Bridgeway Managing Director Jason Holloway recently spoke to journalist Marian McHugh at CRN for her article about the 'rise' of ransomware. Here is an excerpt below or you can read the full article here.
Why ransomware is back with a vengeance
As cybersecurity vendors report an increase in the number of ransomware attacks this year, CRN asks what is behind this resurgence
Despite its innovative nature, the tech sector is no different to any other when it comes to crime, whereby if there is money to be made, there is usually a shady character concocting a scheme to steal it away.
Ransomware arguably hit its peak (so far) in 2017, with the notorious WannaCry attack crippling businesses worldwide and exposing the NHS' security flaws.
Conversely, 2018 saw a severe decline in the number of these type of attacks.
However, several cybersecurity vendors - including Malwarebytes, SonicWall and Sophos - have published reports stating that the first half of 2019 has seen a rise in ransomware attacks.
The UK, in particular, has seen a disproportionate number of attacks compared with other countries during this period.
SonicWall reported that despite an overall decline in malware volume, there were 111 million ransomware attacks in the first six months of this year, representing a 15 per cent year-on-year rise.
Specialists know that there is no one cure when it comes to attacks like these, but what accounts for this ransomware renaissance - and why now?
Adam Louca, chief technologist of security at Softcat, said he is seeing an increase in the number of ransomware attacks, but clarifies that the increase is in successful attacks. He attributed this to a change in the hacking style favoured by cybercriminals.
"[The increase in ransomware attacks] is definitely happening," he said.
"Even though I would probably argue that there are fewer attacks by volume, the attacks are more successful because they are tailored and targeted at organisations.
"We've seen a shift away from ransomware being delivered by malicious attachments to email addresses.
"What has changed is a shift away from these fall-based malware email attacks to a network-level approach, which has given hackers more scale and is a little more effective."
These network-level attacks are done through Remote Desktop Protocol (RDP), whereby botnets search the internet for open RDP ports for ways to get into networks. This is a crafty approach to ransomware as cybersecurity products can't offer much yet to defend against it.
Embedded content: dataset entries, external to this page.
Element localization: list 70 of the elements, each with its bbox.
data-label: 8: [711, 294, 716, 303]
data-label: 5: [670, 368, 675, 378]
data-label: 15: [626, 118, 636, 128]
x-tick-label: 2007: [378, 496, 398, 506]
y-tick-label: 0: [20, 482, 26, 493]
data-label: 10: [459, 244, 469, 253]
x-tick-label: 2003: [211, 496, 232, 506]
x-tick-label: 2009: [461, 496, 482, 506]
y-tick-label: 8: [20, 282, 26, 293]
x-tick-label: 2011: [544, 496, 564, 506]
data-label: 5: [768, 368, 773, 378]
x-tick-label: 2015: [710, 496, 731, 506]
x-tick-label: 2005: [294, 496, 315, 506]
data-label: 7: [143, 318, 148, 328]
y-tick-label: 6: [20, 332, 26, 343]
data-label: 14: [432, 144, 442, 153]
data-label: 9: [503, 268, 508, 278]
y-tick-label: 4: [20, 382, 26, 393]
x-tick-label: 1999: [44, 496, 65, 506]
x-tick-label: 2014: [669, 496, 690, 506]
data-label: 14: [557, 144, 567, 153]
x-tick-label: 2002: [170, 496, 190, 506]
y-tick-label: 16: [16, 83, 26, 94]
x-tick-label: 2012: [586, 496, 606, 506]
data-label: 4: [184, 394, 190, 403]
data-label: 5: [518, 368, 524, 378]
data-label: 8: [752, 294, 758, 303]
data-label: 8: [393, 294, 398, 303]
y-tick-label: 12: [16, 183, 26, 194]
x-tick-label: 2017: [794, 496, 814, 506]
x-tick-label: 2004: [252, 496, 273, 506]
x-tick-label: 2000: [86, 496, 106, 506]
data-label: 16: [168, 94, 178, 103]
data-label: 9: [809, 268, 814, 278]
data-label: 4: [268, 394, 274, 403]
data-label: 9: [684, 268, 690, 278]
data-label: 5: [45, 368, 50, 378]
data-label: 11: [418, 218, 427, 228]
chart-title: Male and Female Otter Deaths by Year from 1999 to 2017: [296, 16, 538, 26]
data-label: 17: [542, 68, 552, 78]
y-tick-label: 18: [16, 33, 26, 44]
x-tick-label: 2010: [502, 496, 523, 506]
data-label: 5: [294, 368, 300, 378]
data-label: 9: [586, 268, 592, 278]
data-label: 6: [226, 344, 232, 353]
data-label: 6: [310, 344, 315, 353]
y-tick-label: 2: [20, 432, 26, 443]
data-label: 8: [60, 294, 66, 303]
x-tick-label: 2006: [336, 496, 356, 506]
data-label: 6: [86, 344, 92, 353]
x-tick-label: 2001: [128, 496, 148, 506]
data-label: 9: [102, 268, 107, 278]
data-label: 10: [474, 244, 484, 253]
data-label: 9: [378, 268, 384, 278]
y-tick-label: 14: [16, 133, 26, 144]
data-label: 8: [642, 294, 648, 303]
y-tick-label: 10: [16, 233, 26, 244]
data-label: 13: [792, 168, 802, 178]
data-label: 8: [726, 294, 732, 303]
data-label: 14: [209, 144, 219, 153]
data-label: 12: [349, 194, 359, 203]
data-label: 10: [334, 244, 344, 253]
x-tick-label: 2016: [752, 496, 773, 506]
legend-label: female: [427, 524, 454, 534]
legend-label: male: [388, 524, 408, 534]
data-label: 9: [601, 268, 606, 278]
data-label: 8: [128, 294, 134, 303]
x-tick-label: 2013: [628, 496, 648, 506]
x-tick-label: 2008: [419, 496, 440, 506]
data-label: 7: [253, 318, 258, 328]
"People haven't been focusing so much on that shift towards this network-level attack, instead they've invested in security and anti-virus," added Louca.
"Now, hackers have shifted to this new methodology using RDP and we don't have any defences for that, so the attack is more likely to be successful."
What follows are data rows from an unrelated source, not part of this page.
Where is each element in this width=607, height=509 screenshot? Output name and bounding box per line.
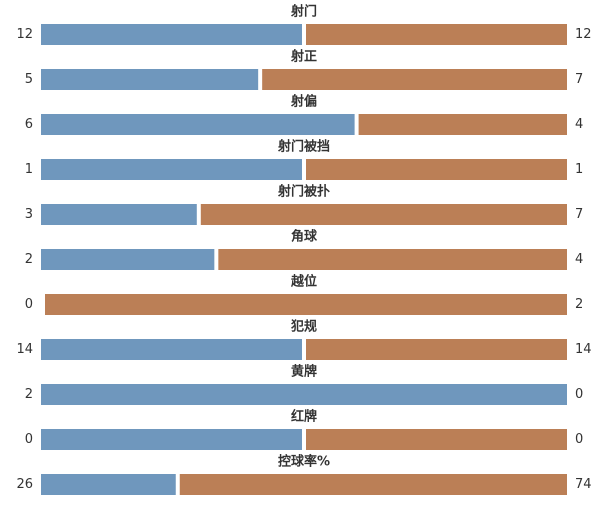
home-bar <box>41 249 215 270</box>
away-value-label: 14 <box>575 342 592 357</box>
home-bar <box>41 474 176 495</box>
away-bar <box>358 114 567 135</box>
away-bar <box>306 339 567 360</box>
away-bar <box>262 69 567 90</box>
home-bar <box>41 339 302 360</box>
stat-label: 射正 <box>290 49 317 65</box>
away-value-label: 4 <box>575 252 583 267</box>
away-bar <box>306 159 567 180</box>
away-value-label: 74 <box>575 477 592 492</box>
home-value-label: 2 <box>25 252 33 267</box>
away-bar <box>45 294 567 315</box>
home-value-label: 12 <box>16 27 33 42</box>
home-value-label: 0 <box>25 432 33 447</box>
stat-label: 射门被挡 <box>277 139 330 155</box>
stat-label: 犯规 <box>290 319 317 335</box>
away-value-label: 0 <box>575 387 583 402</box>
home-bar <box>41 204 197 225</box>
away-bar <box>306 24 567 45</box>
stat-label: 射偏 <box>290 94 317 110</box>
stat-label: 红牌 <box>291 409 317 425</box>
away-value-label: 4 <box>575 117 583 132</box>
stat-label: 射门被扑 <box>277 184 330 200</box>
home-bar <box>41 114 355 135</box>
home-bar <box>41 429 302 450</box>
away-value-label: 7 <box>575 72 583 87</box>
home-bar <box>41 69 259 90</box>
stat-label: 角球 <box>291 229 318 245</box>
stat-label: 黄牌 <box>291 364 317 380</box>
away-bar <box>218 249 568 270</box>
home-value-label: 2 <box>25 387 33 402</box>
home-value-label: 6 <box>25 117 33 132</box>
home-value-label: 1 <box>25 162 33 177</box>
home-bar <box>41 384 567 405</box>
home-value-label: 26 <box>16 477 33 492</box>
away-value-label: 1 <box>575 162 583 177</box>
away-value-label: 2 <box>575 297 583 312</box>
home-bar <box>41 159 302 180</box>
away-value-label: 7 <box>575 207 583 222</box>
home-value-label: 5 <box>25 72 33 87</box>
away-bar <box>306 429 567 450</box>
home-value-label: 3 <box>25 207 33 222</box>
away-bar <box>179 474 567 495</box>
stat-label: 控球率% <box>278 454 330 470</box>
away-bar <box>200 204 568 225</box>
home-value-label: 0 <box>25 297 33 312</box>
stat-label: 射门 <box>290 4 317 20</box>
stat-label: 越位 <box>290 274 317 290</box>
away-value-label: 0 <box>575 432 583 447</box>
home-bar <box>41 24 302 45</box>
home-value-label: 14 <box>16 342 33 357</box>
away-value-label: 12 <box>575 27 592 42</box>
However, not all agree with Louca's assessment. Jason Holloway, MD of Bridgeway Security Solutions, is of the view that it is not necessarily that the number of attacks is up, rather that recent regulation means organisations have to be more transparent when they are the victims of these events.
"In terms of the overall number, we're not seeing a significant increase at this moment in time," he stated.
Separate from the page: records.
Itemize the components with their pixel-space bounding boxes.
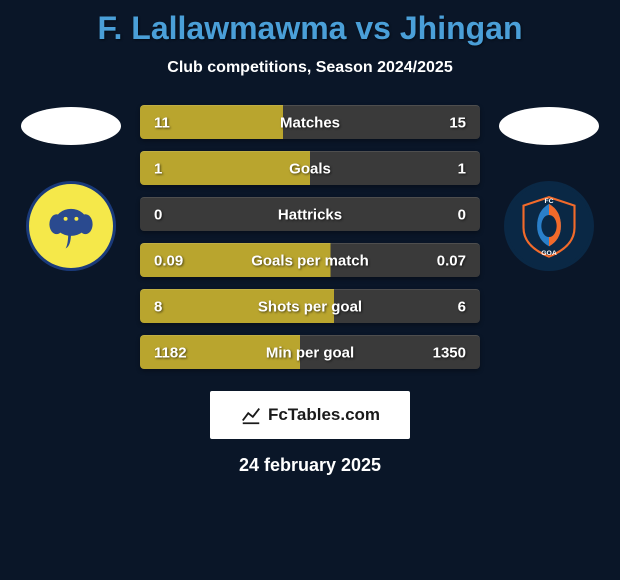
- stat-left-value: 11: [154, 114, 170, 131]
- stat-left-value: 8: [154, 298, 162, 315]
- svg-text:FC: FC: [544, 198, 553, 205]
- stat-bar: 1 Goals 1: [140, 151, 480, 185]
- stat-bar: 11 Matches 15: [140, 105, 480, 139]
- fc-goa-icon: FC GOA: [515, 192, 583, 260]
- comparison-body: 11 Matches 15 1 Goals 1 0 Hattricks 0 0.09 Goals p…: [0, 105, 620, 369]
- player-left-column: [16, 105, 126, 271]
- player-left-club-badge: [26, 181, 116, 271]
- stat-left-value: 0.09: [154, 252, 183, 269]
- comparison-title: F. Lallawmawma vs Jhingan: [97, 10, 522, 47]
- stat-bar: 1182 Min per goal 1350: [140, 335, 480, 369]
- stat-left-value: 0: [154, 206, 162, 223]
- chart-icon: [240, 404, 262, 426]
- comparison-date: 24 february 2025: [239, 455, 381, 476]
- player-right-column: FC GOA: [494, 105, 604, 271]
- stat-right-value: 1: [458, 160, 466, 177]
- stat-label: Goals: [289, 160, 331, 177]
- stat-bar: 0.09 Goals per match 0.07: [140, 243, 480, 277]
- stats-column: 11 Matches 15 1 Goals 1 0 Hattricks 0 0.09 Goals p…: [140, 105, 480, 369]
- stat-bar: 0 Hattricks 0: [140, 197, 480, 231]
- stat-label: Min per goal: [266, 344, 354, 361]
- stat-right-value: 6: [458, 298, 466, 315]
- stat-bar: 8 Shots per goal 6: [140, 289, 480, 323]
- stat-label: Hattricks: [278, 206, 342, 223]
- stat-right-value: 15: [449, 114, 466, 131]
- svg-text:GOA: GOA: [541, 250, 557, 257]
- stat-label: Matches: [280, 114, 340, 131]
- stat-left-value: 1182: [154, 344, 187, 361]
- stat-label: Goals per match: [251, 252, 369, 269]
- source-text: FcTables.com: [268, 405, 380, 425]
- stat-right-value: 0: [458, 206, 466, 223]
- elephant-icon: [44, 199, 98, 253]
- comparison-subtitle: Club competitions, Season 2024/2025: [167, 59, 452, 77]
- player-left-avatar-placeholder: [21, 107, 121, 145]
- player-right-avatar-placeholder: [499, 107, 599, 145]
- stat-right-value: 0.07: [437, 252, 466, 269]
- stat-label: Shots per goal: [258, 298, 362, 315]
- stat-left-value: 1: [154, 160, 162, 177]
- source-badge: FcTables.com: [210, 391, 410, 439]
- player-right-club-badge: FC GOA: [504, 181, 594, 271]
- stat-right-value: 1350: [433, 344, 466, 361]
"We not necessarily seeing a rise in ransomware attacks, but a rise in the publication of news stories around them.
"Under GDPR, organisations now need to be more transparent with data loss and attacks against the private data of individuals that is stored in organisations. We are therefore seeing an overall increased perception of the risks and impact of ransomware attacks.
"We are seeing organisations that would otherwise try to sweep this under the carpet and pretend it didn't happen, now recognising that by doing so there's a possibility of having a more significant financial impact in terms of the penalties being imposed by the regulators."
Ransomware's third act
As with all elements of cybersecurity, there is no single cure to a ransomware attack. However, big or heavily publicised attacks can draw an organisation's attention to its own defences and processes should it find itself the victim of ransomware.
"These sorts of attacks raise the profile of information security within the organisation, which sometimes makes the conversations around information security generally - and anti-malware specifically - a little bit easier, and hopefully more lucrative for information security specialists working in that space," said Bridgeway's Holloway.
"It also brings to the board the perennial challenge of managing risk, which isn't necessarily an easy bedfellow, for some of the corporate boards.
"However, this increased visibility does help promote the risk to the board-level agenda, which means conversations about property investments in products, policies, processes and people rise up on the corporate agenda.
"The reality is that you can only protect an organisation so far, and the better-prepared organisations are those that have recognised that it isn't a question of stopping all possible forms of attack but actually having systems and processes in place to cope with a successful attack quickly and efficiently with a minimum of damage.
"Having a proper belt-and-braces approach in the first place will save them a lot of pain and hassle later on."